The closing of a potential loophole – Acquisition of assets in exchange for debt

Paragraph 38 of the Eighth Schedule to the Income Tax Act, 1962 (Act) indicates that transactions between connected persons are deemed to take place at arm’s length. In other words, assets are disposed of at market value by the seller and deemed to have been acquired at market value by the purchaser.

27 Feb 2020 3 min read Special Budget Speech Alert 2020 Article

However, this deeming provision does not apply to any asset in respect of which section 40CA applies. Section 40CA indicates that, if a company acquires an asset from a person in exchange for debt issued by the company, the company is deemed to have actually incurred an amount of expenditure in respect of the acquisition of that asset which is equal to the amount of the debt. The so-called market value rule therefore does not apply. It is important to appreciate that the deeming provision only deals with the acquisition of the asset by the acquiror and does not deal with the accrual in the hands of the seller.

A number of taxpayers have made use of this deeming provision so as to avoid the potential negative consequences of having been deemed to have disposed of an asset at market value.
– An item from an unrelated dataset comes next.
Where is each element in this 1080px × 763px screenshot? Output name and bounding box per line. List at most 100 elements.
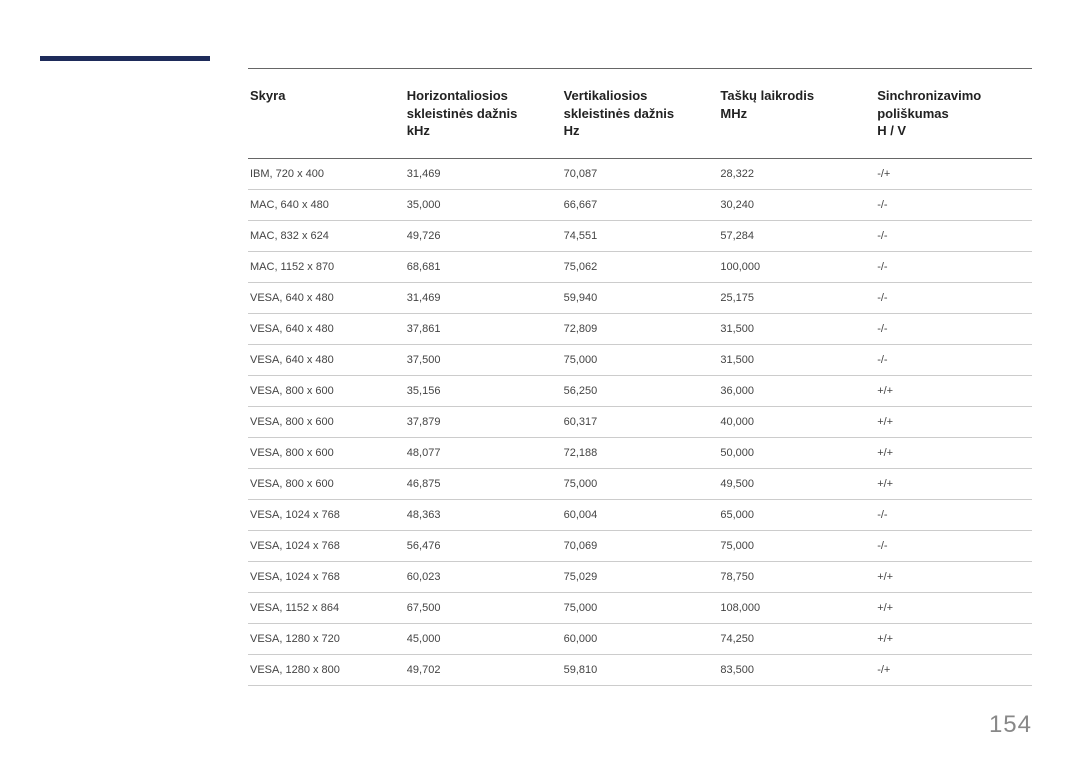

In other words, to the extent that shares are not issued in return for the acquisition of an asset, but the purchaser is a company which becomes indebted to the seller, the consequence of section 40CA of the Act would have been that the asset is deemed to have been acquired for an amount equal to the debt.

To the extent that an asset for share transaction is implemented in terms of section 42 of the Act, the consequences are that:

  • the seller is deemed to have disposed of the asset at original base cost;
  • the purchaser company is deemed to have acquired the asset at original base cost; and
  • the seller is deemed to have acquired the relevant shares issued by the purchaser company at base cost.

The deemed acquisition at base cost and the issue of shares at base cost does not necessarily apply to the extent that a debt is created pursuant to the transfer of an asset.

In terms of section 45 of the Act, an intra-group transaction can be entered into pursuant to which an asset is transferred to another group company in return for the issue of debt. Such debt would then not be subject to tax in the hands of the seller. The argument is thus that, if one reads section 45 of the Act together with section 40CA, one can transfer an asset without paying tax whereas the purchaser company is deemed to have acquired the asset for an amount equal to the debt.

Transactions could thus have been entered into on the basis that:

  • the seller of the asset transfers the asset to a new company (Newco) in return for the issue of debt by the purchaser company. In other words, the asset is then transferred to Newco at a cost equal to the debt that is created. The shares in Newco can thereafter be disposed of at market value without triggering the deemed market value provisions as one is disposing of the share in Newco as opposed to the asset that has been acquired by Newco.

The Minister has thus proposed that relevant amendments to the legislation be introduced to address these concerns.